CSU vor dem Parteitag:Die Maut, der keiner traut

Für die CSU ist es eine "Frage der Gerechtigkeit". Deshalb will sie auf dem Parteitag mit großem Pathos eine Pkw-Vignette beschließen. Ob diese jedoch kommt, ist ungewiss.

Frank Müller und Mike Szymanski

Die CSU im Kampf für die Gerechtigkeit, und wenn es sein muss, gegen alle - in dieser Rolle fühlt sich Parteichef Horst Seehofer äußerst wohl. Aus diesem Grund kommt auf dem Parteitag auch ein Antrag zur Abstimmung, von dem bis zur Parteispitze hinauf kaum einer wirklich glaubt, dass er in absehbarer Zeit umgesetzt wird. Es geht um eine Pkw-Maut auf deutschen Straßen.

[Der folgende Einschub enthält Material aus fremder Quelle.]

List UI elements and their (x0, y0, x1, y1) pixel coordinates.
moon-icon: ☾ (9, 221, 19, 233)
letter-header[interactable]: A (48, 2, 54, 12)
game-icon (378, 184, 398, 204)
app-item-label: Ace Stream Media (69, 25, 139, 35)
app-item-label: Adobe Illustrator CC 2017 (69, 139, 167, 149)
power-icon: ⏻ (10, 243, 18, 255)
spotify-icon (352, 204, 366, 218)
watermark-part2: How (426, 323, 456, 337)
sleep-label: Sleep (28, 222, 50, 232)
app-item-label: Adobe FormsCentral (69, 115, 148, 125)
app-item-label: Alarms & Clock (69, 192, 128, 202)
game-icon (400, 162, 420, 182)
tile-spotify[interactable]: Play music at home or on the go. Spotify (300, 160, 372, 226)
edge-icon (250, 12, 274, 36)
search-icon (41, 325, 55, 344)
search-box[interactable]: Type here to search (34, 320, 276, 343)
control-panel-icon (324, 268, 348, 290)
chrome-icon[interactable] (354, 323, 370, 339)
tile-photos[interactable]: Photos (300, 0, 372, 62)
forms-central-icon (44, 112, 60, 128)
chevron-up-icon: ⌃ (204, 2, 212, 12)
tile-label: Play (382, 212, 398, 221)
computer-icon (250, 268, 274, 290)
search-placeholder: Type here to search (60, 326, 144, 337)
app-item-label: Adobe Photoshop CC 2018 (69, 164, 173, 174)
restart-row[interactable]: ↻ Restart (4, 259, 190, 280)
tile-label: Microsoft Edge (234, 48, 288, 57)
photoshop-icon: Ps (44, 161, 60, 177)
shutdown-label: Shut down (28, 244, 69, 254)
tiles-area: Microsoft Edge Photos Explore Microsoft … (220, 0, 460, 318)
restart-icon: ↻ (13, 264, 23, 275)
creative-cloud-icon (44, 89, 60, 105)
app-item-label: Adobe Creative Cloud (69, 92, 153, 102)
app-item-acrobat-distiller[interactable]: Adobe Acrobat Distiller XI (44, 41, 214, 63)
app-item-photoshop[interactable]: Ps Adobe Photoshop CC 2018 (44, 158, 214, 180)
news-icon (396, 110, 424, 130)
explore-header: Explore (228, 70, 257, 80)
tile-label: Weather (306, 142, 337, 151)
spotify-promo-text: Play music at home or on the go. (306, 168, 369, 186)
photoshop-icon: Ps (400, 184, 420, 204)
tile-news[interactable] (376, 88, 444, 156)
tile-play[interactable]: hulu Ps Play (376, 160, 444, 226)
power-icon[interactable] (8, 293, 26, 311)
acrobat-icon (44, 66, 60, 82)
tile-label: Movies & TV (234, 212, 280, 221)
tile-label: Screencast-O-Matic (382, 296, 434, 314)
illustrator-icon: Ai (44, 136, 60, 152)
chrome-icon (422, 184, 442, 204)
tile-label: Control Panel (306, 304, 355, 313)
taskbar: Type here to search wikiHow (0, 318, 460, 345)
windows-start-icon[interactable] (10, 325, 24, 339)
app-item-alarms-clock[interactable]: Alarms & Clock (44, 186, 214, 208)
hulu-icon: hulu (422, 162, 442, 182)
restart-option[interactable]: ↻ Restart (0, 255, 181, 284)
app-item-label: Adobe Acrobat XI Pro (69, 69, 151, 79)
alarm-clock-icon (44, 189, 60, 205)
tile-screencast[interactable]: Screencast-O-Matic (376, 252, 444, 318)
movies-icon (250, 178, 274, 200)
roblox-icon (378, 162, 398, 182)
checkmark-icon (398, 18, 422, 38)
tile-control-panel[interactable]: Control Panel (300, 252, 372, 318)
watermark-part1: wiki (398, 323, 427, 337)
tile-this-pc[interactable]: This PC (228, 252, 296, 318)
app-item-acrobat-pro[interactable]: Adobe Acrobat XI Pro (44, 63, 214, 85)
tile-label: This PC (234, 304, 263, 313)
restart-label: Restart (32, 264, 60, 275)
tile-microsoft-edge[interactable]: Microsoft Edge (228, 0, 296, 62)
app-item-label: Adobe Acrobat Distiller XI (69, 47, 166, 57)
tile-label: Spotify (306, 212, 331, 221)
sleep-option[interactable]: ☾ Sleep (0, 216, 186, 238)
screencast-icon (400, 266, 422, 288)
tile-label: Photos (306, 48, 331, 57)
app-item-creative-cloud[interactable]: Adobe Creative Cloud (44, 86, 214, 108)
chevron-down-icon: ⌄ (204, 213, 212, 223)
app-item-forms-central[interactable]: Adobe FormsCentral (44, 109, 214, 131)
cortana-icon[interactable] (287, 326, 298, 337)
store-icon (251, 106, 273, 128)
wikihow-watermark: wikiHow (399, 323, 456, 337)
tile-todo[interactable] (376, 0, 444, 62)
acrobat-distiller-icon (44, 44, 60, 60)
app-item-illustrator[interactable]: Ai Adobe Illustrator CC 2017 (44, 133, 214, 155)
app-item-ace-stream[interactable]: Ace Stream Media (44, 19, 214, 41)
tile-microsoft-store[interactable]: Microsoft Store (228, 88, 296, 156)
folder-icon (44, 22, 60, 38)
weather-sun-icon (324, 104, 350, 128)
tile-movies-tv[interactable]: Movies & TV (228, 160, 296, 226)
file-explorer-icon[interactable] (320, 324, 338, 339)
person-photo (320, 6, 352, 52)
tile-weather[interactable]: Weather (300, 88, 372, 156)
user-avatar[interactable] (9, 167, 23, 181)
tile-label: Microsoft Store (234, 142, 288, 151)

Bundesverkehrsminister Peter Ramsauer

Auf dem CSU-Parteitag soll die Partei über einen Leitantrag zur Pkw-Maut abstimmen. Bundesverkehrsminister Peter Ramsauer legt sich dafür gerade mächtig ins Zeug.

(Foto: dpa)

In einem Leitantrag für den Parteitag an diesem Freitag heißt es: "Kaum ein Industrieland in Europa stellt seine Straßen gebührenfrei jedem Autofahrer, gleich ob einheimisch oder ausländisch, zur Verfügung." Und CSU-Generalsekretär Alexander Dobrindt schürte am Mittwoch noch einmal persönlich die Emotionen: "Es ist eine Frage der Gerechtigkeit", sagte er über die Maut. Deutsche Autofahrer müssten sie zwar auch zahlen, die CSU wolle sie dafür aber an anderer Stelle, etwa bei der Kfz-Steuer, wieder entlasten. Wer gerade im Sommerurlaub in den Nachbarländern wieder kräftig zur Kasse gebeten wurde, dürfte Dobrindt nur beipflichten und schimpfen. Deshalb werden dem Antrag auf dem Parteitag auch gute Chancen auf eine breite Zustimmung eingeräumt. Nur ändern dürfte dies tatsächlich nichts.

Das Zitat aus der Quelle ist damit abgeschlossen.